親しげに話す姿を見て少し寂しそうにしていると、ユウヤが話しかけて
きた。
ユウヤ「ミキが世話になったね。これからも仲良くしてやってくれる
かな?」
レージ「は…はい。あの〜お二人は?」
ユウヤ「リアルで知っててね。ちなみに僕は女だ。」
にっこりと笑うユウヤにレージは少し恥ずかしくなった。
レージ「こちらこそ、よろしくお願いします。
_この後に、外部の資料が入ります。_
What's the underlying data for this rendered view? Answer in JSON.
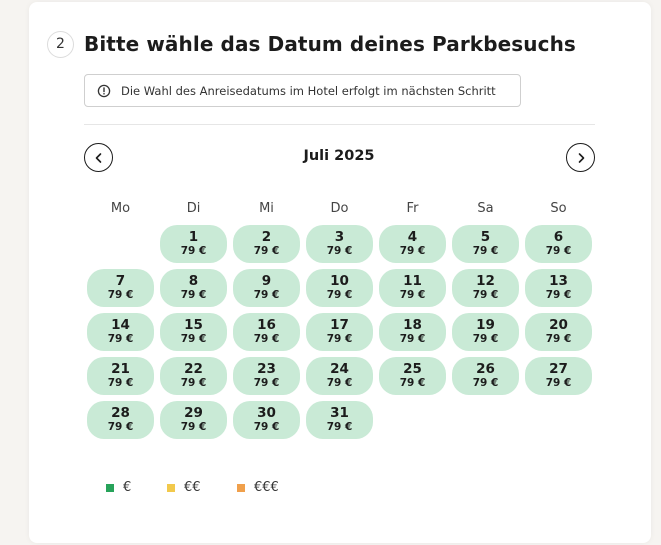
{
  "step": {
    "number": "2",
    "title": "Bitte wähle das Datum deines Parkbesuchs"
  },
  "info": {
    "icon": "info-circle-icon",
    "text": "Die Wahl des Anreisedatums im Hotel erfolgt im nächsten Schritt"
  },
  "calendar": {
    "month_label": "Juli 2025",
    "prev_icon": "chevron-left-icon",
    "next_icon": "chevron-right-icon",
    "weekdays": [
      "Mo",
      "Di",
      "Mi",
      "Do",
      "Fr",
      "Sa",
      "So"
    ],
    "first_weekday_index": 1,
    "day_color": "#c9ead6",
    "days": [
      {
        "day": "1",
        "price": "79 €"
      },
      {
        "day": "2",
        "price": "79 €"
      },
      {
        "day": "3",
        "price": "79 €"
      },
      {
        "day": "4",
        "price": "79 €"
      },
      {
        "day": "5",
        "price": "79 €"
      },
      {
        "day": "6",
        "price": "79 €"
      },
      {
        "day": "7",
        "price": "79 €"
      },
      {
        "day": "8",
        "price": "79 €"
      },
      {
        "day": "9",
        "price": "79 €"
      },
      {
        "day": "10",
        "price": "79 €"
      },
      {
        "day": "11",
        "price": "79 €"
      },
      {
        "day": "12",
        "price": "79 €"
      },
      {
        "day": "13",
        "price": "79 €"
      },
      {
        "day": "14",
        "price": "79 €"
      },
      {
        "day": "15",
        "price": "79 €"
      },
      {
        "day": "16",
        "price": "79 €"
      },
      {
        "day": "17",
        "price": "79 €"
      },
      {
        "day": "18",
        "price": "79 €"
      },
      {
        "day": "19",
        "price": "79 €"
      },
      {
        "day": "20",
        "price": "79 €"
      },
      {
        "day": "21",
        "price": "79 €"
      },
      {
        "day": "22",
        "price": "79 €"
      },
      {
        "day": "23",
        "price": "79 €"
      },
      {
        "day": "24",
        "price": "79 €"
      },
      {
        "day": "25",
        "price": "79 €"
      },
      {
        "day": "26",
        "price": "79 €"
      },
      {
        "day": "27",
        "price": "79 €"
      },
      {
        "day": "28",
        "price": "79 €"
      },
      {
        "day": "29",
        "price": "79 €"
      },
      {
        "day": "30",
        "price": "79 €"
      },
      {
        "day": "31",
        "price": "79 €"
      }
    ]
  },
  "legend": [
    {
      "label": "€",
      "color": "#27a35a"
    },
    {
      "label": "€€",
      "color": "#f2c94c"
    },
    {
      "label": "€€€",
      "color": "#f0a04b"
    }
  ]
}
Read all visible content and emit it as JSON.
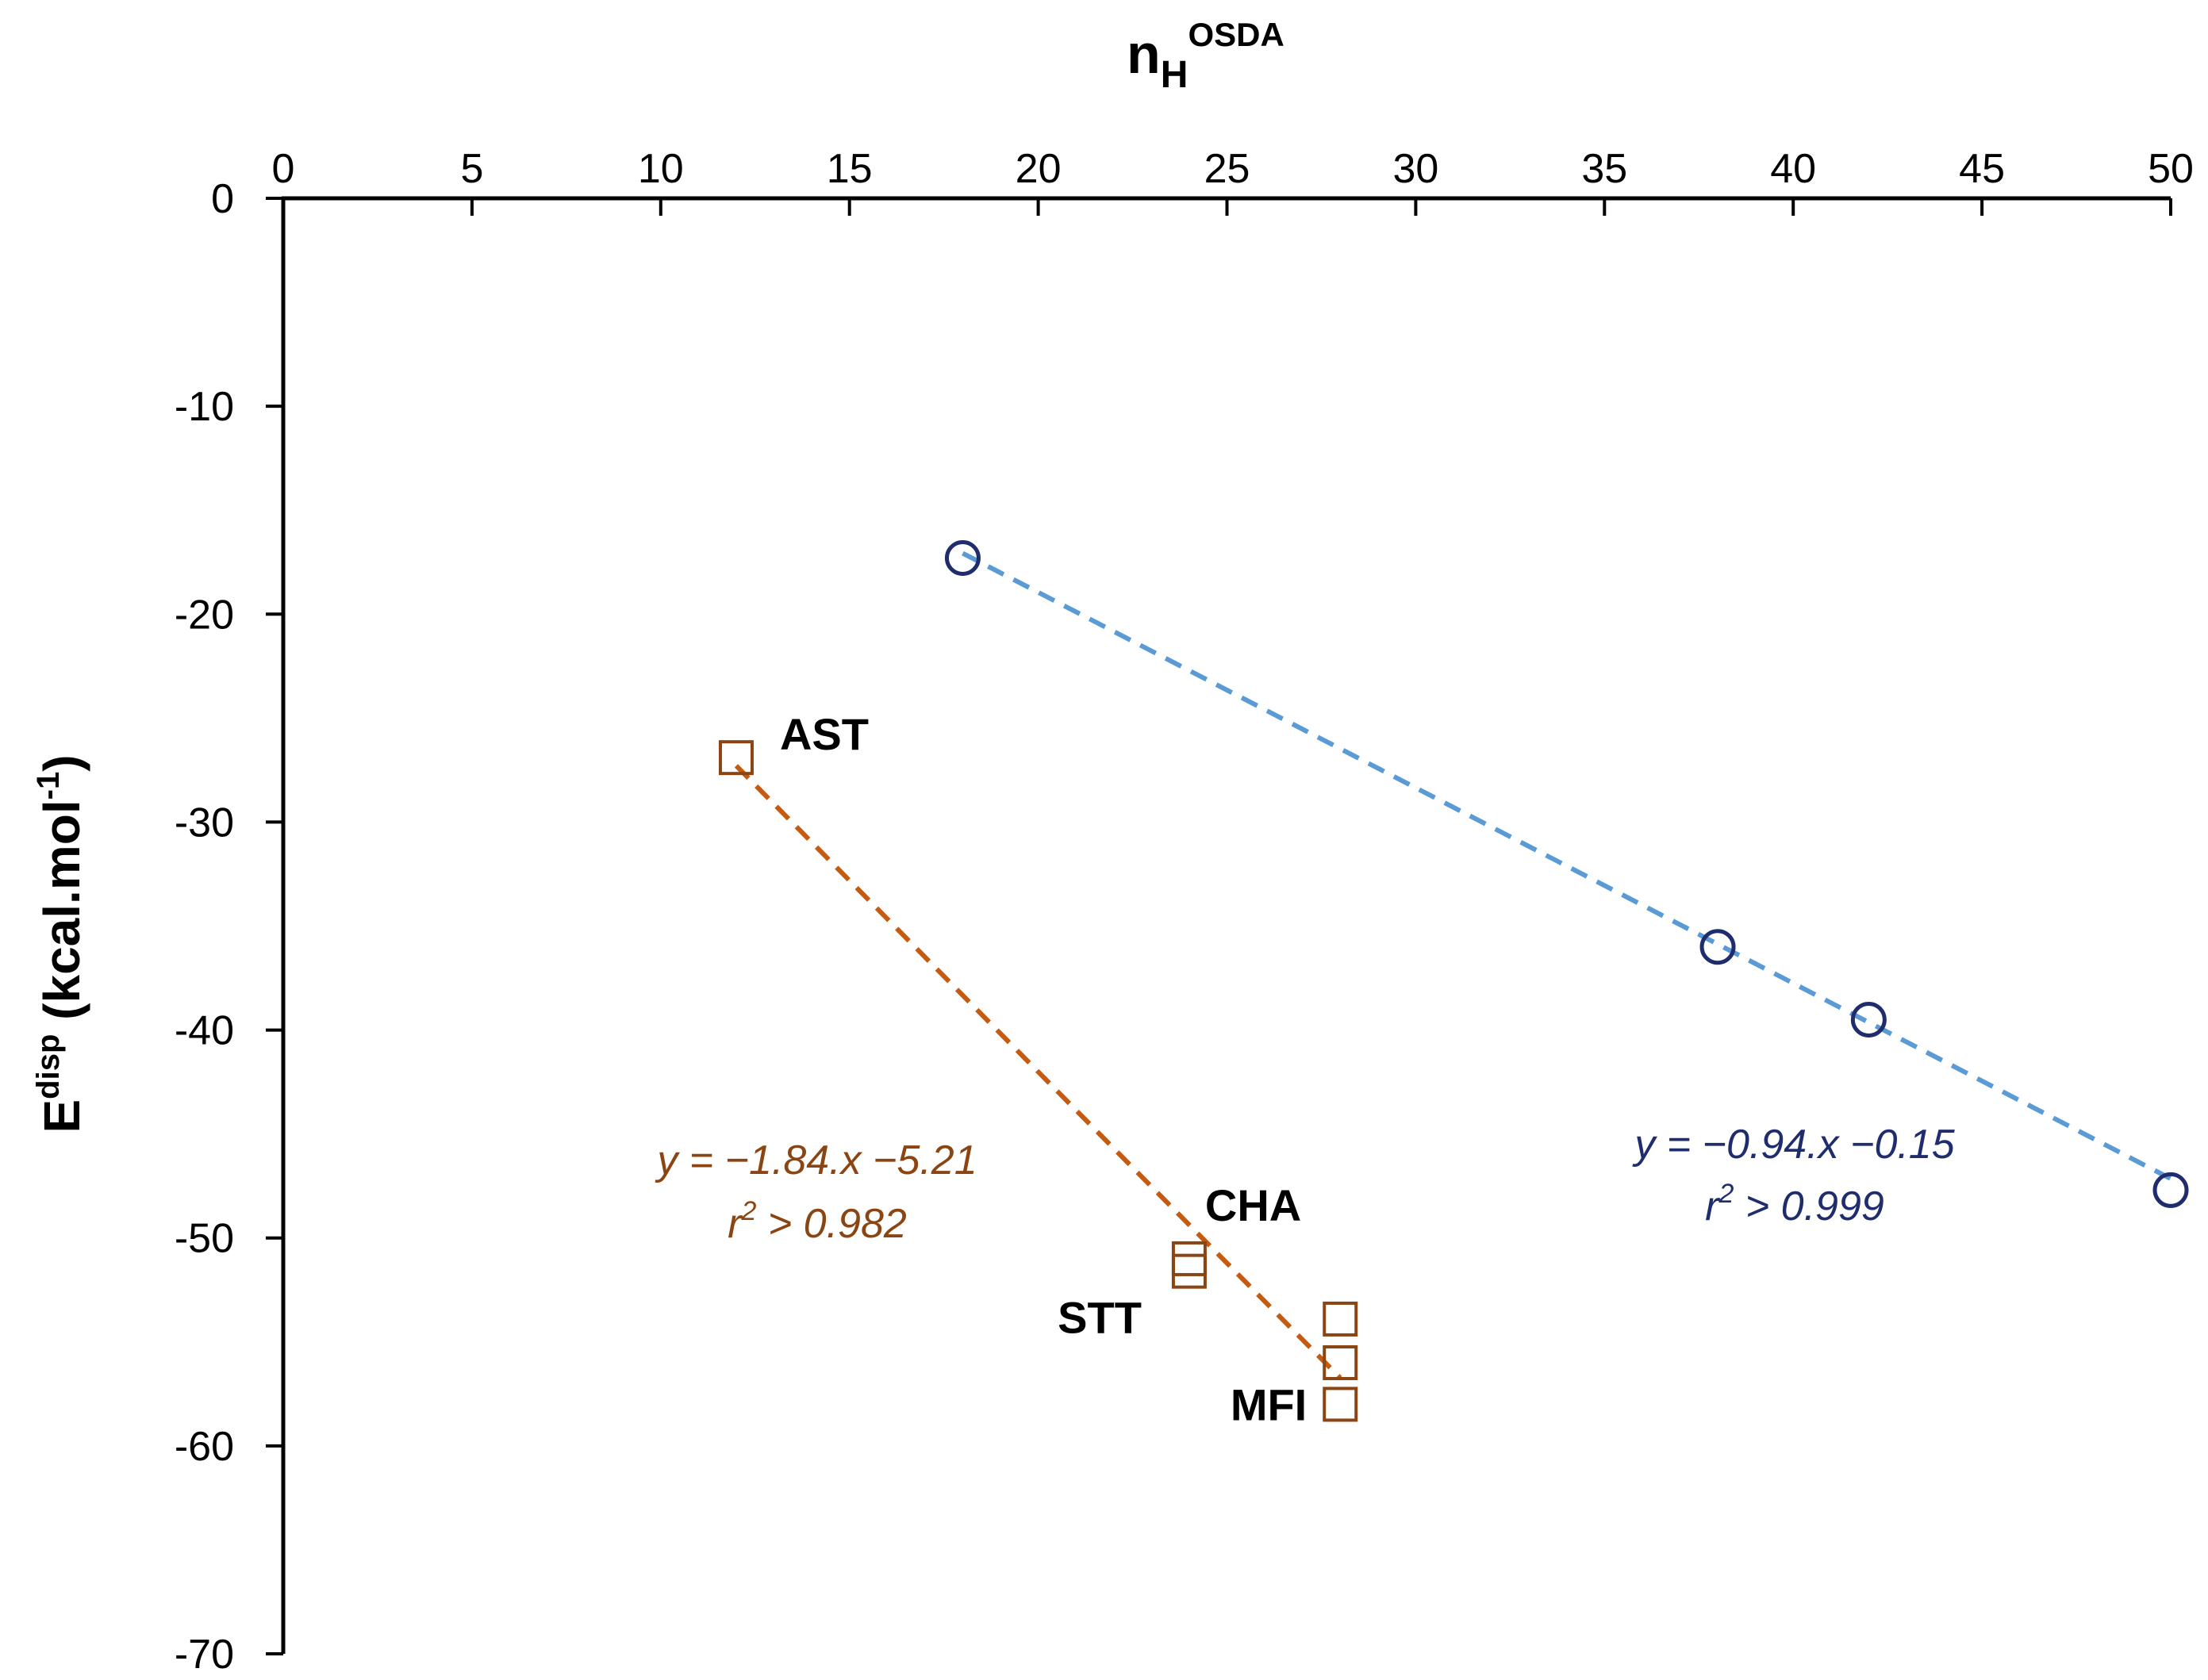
{
  "chart_data": {
    "type": "scatter",
    "title": "",
    "x_axis": {
      "label_main": "n",
      "label_sub": "H",
      "label_sup": "OSDA",
      "position": "top",
      "range": [
        0,
        50
      ],
      "ticks": [
        "0",
        "5",
        "10",
        "15",
        "20",
        "25",
        "30",
        "35",
        "40",
        "45",
        "50"
      ],
      "tick_values": [
        0,
        5,
        10,
        15,
        20,
        25,
        30,
        35,
        40,
        45,
        50
      ]
    },
    "y_axis": {
      "label_main": "E",
      "label_sup": "disp",
      "label_rest": " (kcal.mol",
      "label_sup2": "-1",
      "label_end": ")",
      "range": [
        -70,
        0
      ],
      "ticks": [
        "0",
        "-10",
        "-20",
        "-30",
        "-40",
        "-50",
        "-60",
        "-70"
      ],
      "tick_values": [
        0,
        -10,
        -20,
        -30,
        -40,
        -50,
        -60,
        -70
      ]
    },
    "series": [
      {
        "name": "circles",
        "marker": "circle",
        "color": "#1f2d6e",
        "points": [
          {
            "x": 18,
            "y": -17.3
          },
          {
            "x": 38,
            "y": -36.0
          },
          {
            "x": 42,
            "y": -39.5
          },
          {
            "x": 50,
            "y": -47.7
          }
        ],
        "trendline": {
          "x": [
            18,
            50
          ],
          "y": [
            -17.07,
            -47.15
          ],
          "color": "#5b9bd5",
          "style": "dashed"
        },
        "equation": "y = −0.94.x −0.15",
        "r2_main": "r",
        "r2_sup": "2",
        "r2_rest": " > 0.999"
      },
      {
        "name": "squares",
        "marker": "square",
        "color": "#8b4513",
        "points": [
          {
            "x": 12,
            "y": -26.9
          },
          {
            "x": 24,
            "y": -51.0
          },
          {
            "x": 24,
            "y": -51.6
          },
          {
            "x": 28,
            "y": -53.9
          },
          {
            "x": 28,
            "y": -56.0
          },
          {
            "x": 28,
            "y": -58.0
          }
        ],
        "trendline": {
          "x": [
            12,
            28
          ],
          "y": [
            -27.29,
            -56.73
          ],
          "color": "#c55a11",
          "style": "dashed"
        },
        "equation": "y = −1.84.x −5.21",
        "r2_main": "r",
        "r2_sup": "2",
        "r2_rest": " > 0.982"
      }
    ],
    "point_labels": [
      {
        "text": "AST",
        "x": 12,
        "y": -26.9
      },
      {
        "text": "CHA",
        "x": 24,
        "y": -51.0
      },
      {
        "text": "STT",
        "x": 24,
        "y": -51.6
      },
      {
        "text": "MFI",
        "x": 28,
        "y": -58.0
      }
    ]
  }
}
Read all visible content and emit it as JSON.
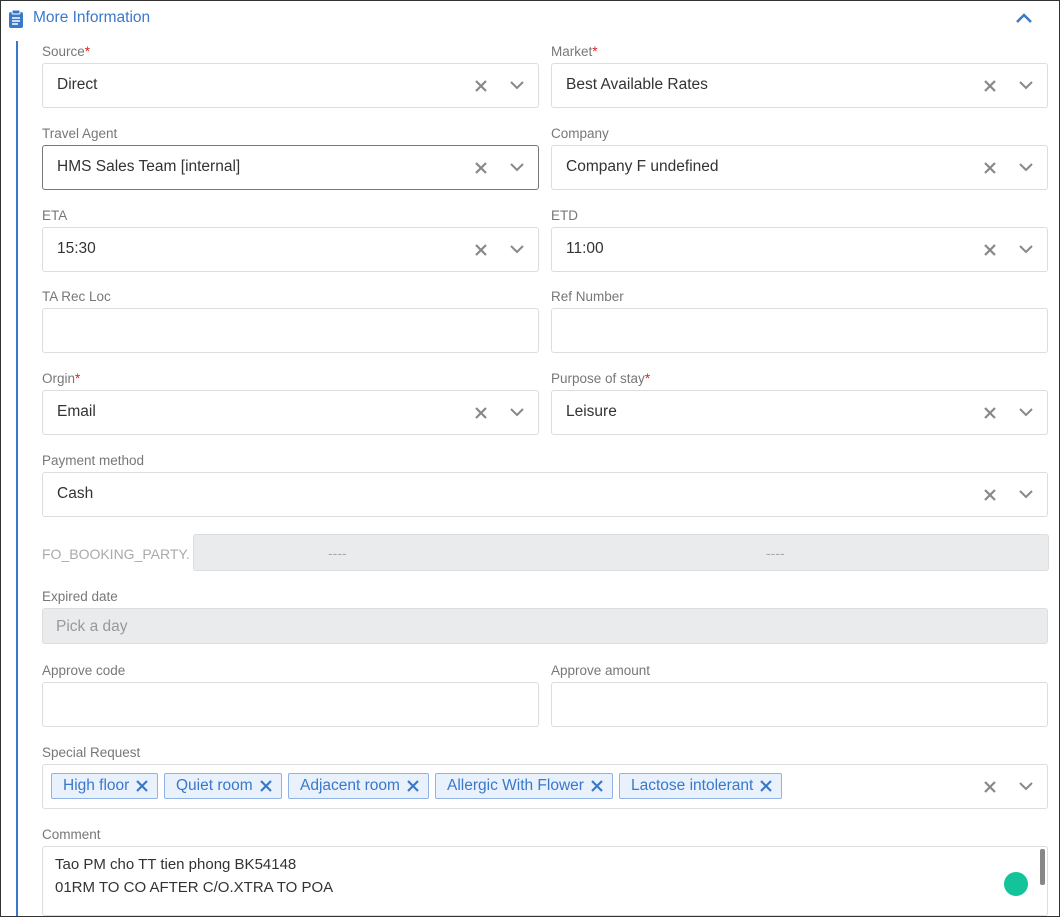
{
  "header": {
    "title": "More Information"
  },
  "rows": [
    [
      {
        "type": "select",
        "label": "Source",
        "required": "*",
        "value": "Direct"
      },
      {
        "type": "select",
        "label": "Market",
        "required": "*",
        "value": "Best Available Rates"
      }
    ],
    [
      {
        "type": "select",
        "label": "Travel Agent",
        "value": "HMS Sales Team [internal]",
        "focused": true
      },
      {
        "type": "select",
        "label": "Company",
        "value": "Company F undefined"
      }
    ],
    [
      {
        "type": "select",
        "label": "ETA",
        "value": "15:30"
      },
      {
        "type": "select",
        "label": "ETD",
        "value": "11:00"
      }
    ],
    [
      {
        "type": "input",
        "label": "TA Rec Loc"
      },
      {
        "type": "input",
        "label": "Ref Number"
      }
    ],
    [
      {
        "type": "select",
        "label": "Orgin",
        "required": "*",
        "value": "Email"
      },
      {
        "type": "select",
        "label": "Purpose of stay",
        "required": "*",
        "value": "Leisure"
      }
    ],
    [
      {
        "type": "select",
        "label": "Payment method",
        "value": "Cash"
      }
    ],
    [
      {
        "type": "range",
        "label": "FO_BOOKING_PARTY.",
        "values": [
          "----",
          "----"
        ]
      }
    ],
    [
      {
        "type": "date",
        "label": "Expired date",
        "placeholder": "Pick a day"
      }
    ],
    [
      {
        "type": "input",
        "label": "Approve code"
      },
      {
        "type": "input",
        "label": "Approve amount"
      }
    ],
    [
      {
        "type": "tags",
        "label": "Special Request",
        "tags": [
          "High floor",
          "Quiet room",
          "Adjacent room",
          "Allergic With Flower",
          "Lactose intolerant"
        ]
      }
    ],
    [
      {
        "type": "textarea",
        "label": "Comment",
        "lines": [
          "Tao PM cho TT tien phong BK54148",
          "01RM TO CO AFTER C/O.XTRA TO POA"
        ]
      }
    ]
  ]
}
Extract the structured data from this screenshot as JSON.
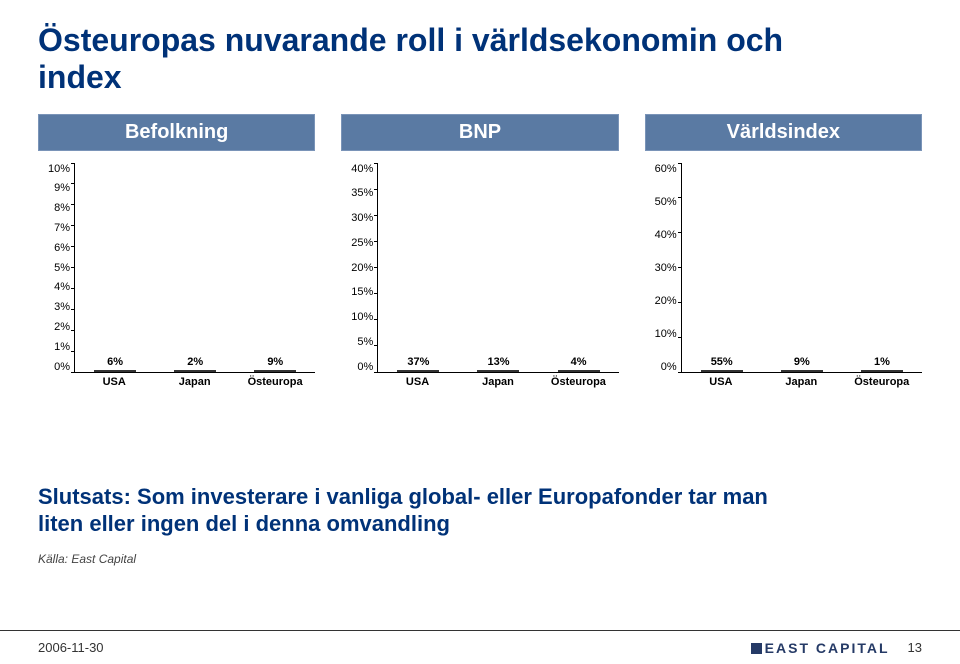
{
  "title_line1": "Östeuropas nuvarande roll i världsekonomin och",
  "title_line2": "index",
  "columns": [
    {
      "label": "Befolkning"
    },
    {
      "label": "BNP"
    },
    {
      "label": "Världsindex"
    }
  ],
  "charts": [
    {
      "type": "bar",
      "ymax": 10,
      "ystep": 1,
      "yunit": "%",
      "categories": [
        "USA",
        "Japan",
        "Östeuropa"
      ],
      "values": [
        6,
        2,
        9
      ],
      "value_labels": [
        "6%",
        "2%",
        "9%"
      ],
      "bar_colors": [
        "#ffffff",
        "#e5e5e5",
        "#f6c8de"
      ],
      "bar_border": "#333333",
      "label_fontsize": 11
    },
    {
      "type": "bar",
      "ymax": 40,
      "ystep": 5,
      "yunit": "%",
      "categories": [
        "USA",
        "Japan",
        "Östeuropa"
      ],
      "values": [
        37,
        13,
        4
      ],
      "value_labels": [
        "37%",
        "13%",
        "4%"
      ],
      "bar_colors": [
        "#ffffff",
        "#e5e5e5",
        "#f6c8de"
      ],
      "bar_border": "#333333",
      "label_fontsize": 11
    },
    {
      "type": "bar",
      "ymax": 60,
      "ystep": 10,
      "yunit": "%",
      "categories": [
        "USA",
        "Japan",
        "Östeuropa"
      ],
      "values": [
        55,
        9,
        1
      ],
      "value_labels": [
        "55%",
        "9%",
        "1%"
      ],
      "bar_colors": [
        "#ffffff",
        "#e5e5e5",
        "#f6c8de"
      ],
      "bar_border": "#333333",
      "label_fontsize": 11
    }
  ],
  "conclusion_line1": "Slutsats: Som investerare i vanliga global- eller Europafonder tar man",
  "conclusion_line2": "liten eller ingen del i denna omvandling",
  "source": "Källa: East Capital",
  "footer": {
    "date": "2006-11-30",
    "brand": "EAST CAPITAL",
    "page": "13"
  },
  "colors": {
    "title": "#003278",
    "header_bg": "#5a7aa3",
    "header_text": "#ffffff",
    "background": "#ffffff"
  }
}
ミキさんに助けられてます」
ユウヤ「さぁ、僕も手伝うから、このまま進もうか?」
ミキ 「いいの?やったー」
レージ「ありがとうございます」
その後は、目まぐるしい勢いで次々と敵を葬っていった。
ユウヤの力は凄まじく、ミキもレージもパーティーを組んだものの、何も
やる事がなかった。
ユウヤ「こんなもんかな!」
一息ついたように言ったが、今いるのはボス部屋。
このダンジョンのラスボスの死体を椅子代わりに一息ついたのである。
ミキ 「…何もやってない」
レージ「力が違いすぎる…」
ユウヤ「あぁ、今は気にしなくていいよ。でも道や敵の種類、何
がいるのかとか、わかっただろ?今度攻略しに来る時の
参考になっただろ?」
ミキ 「参考どころか…あっという間すぎてわからないよ」
レージ「確かに…俺らじゃまだまだ厳しそうってのがわかった
くらいかな。」
ユウヤ「じゃー。入り口からもう一回おさらいしようか?ほら、
行くぞ!」
ミキ 「えっ!」
レージ「えっ!」
それから、5往復もやることになるとは思わなかった。
しかし、最後は2人でもなんとか倒せるようになってきていた。
ユウヤ「うんうん。上達早いね〜。よし、これなら2人だけで
ボスも行ってみようか!」
ミキ 「まだ早いんじゃ…」
レージ「ユウヤさんがいてくれるうちに、チャレンジしないとな!」
ユウヤ「そうそう、その粋だよ。危なくなったら助太刀するからさ」
そういうと、3人でボス部屋へと入っていった。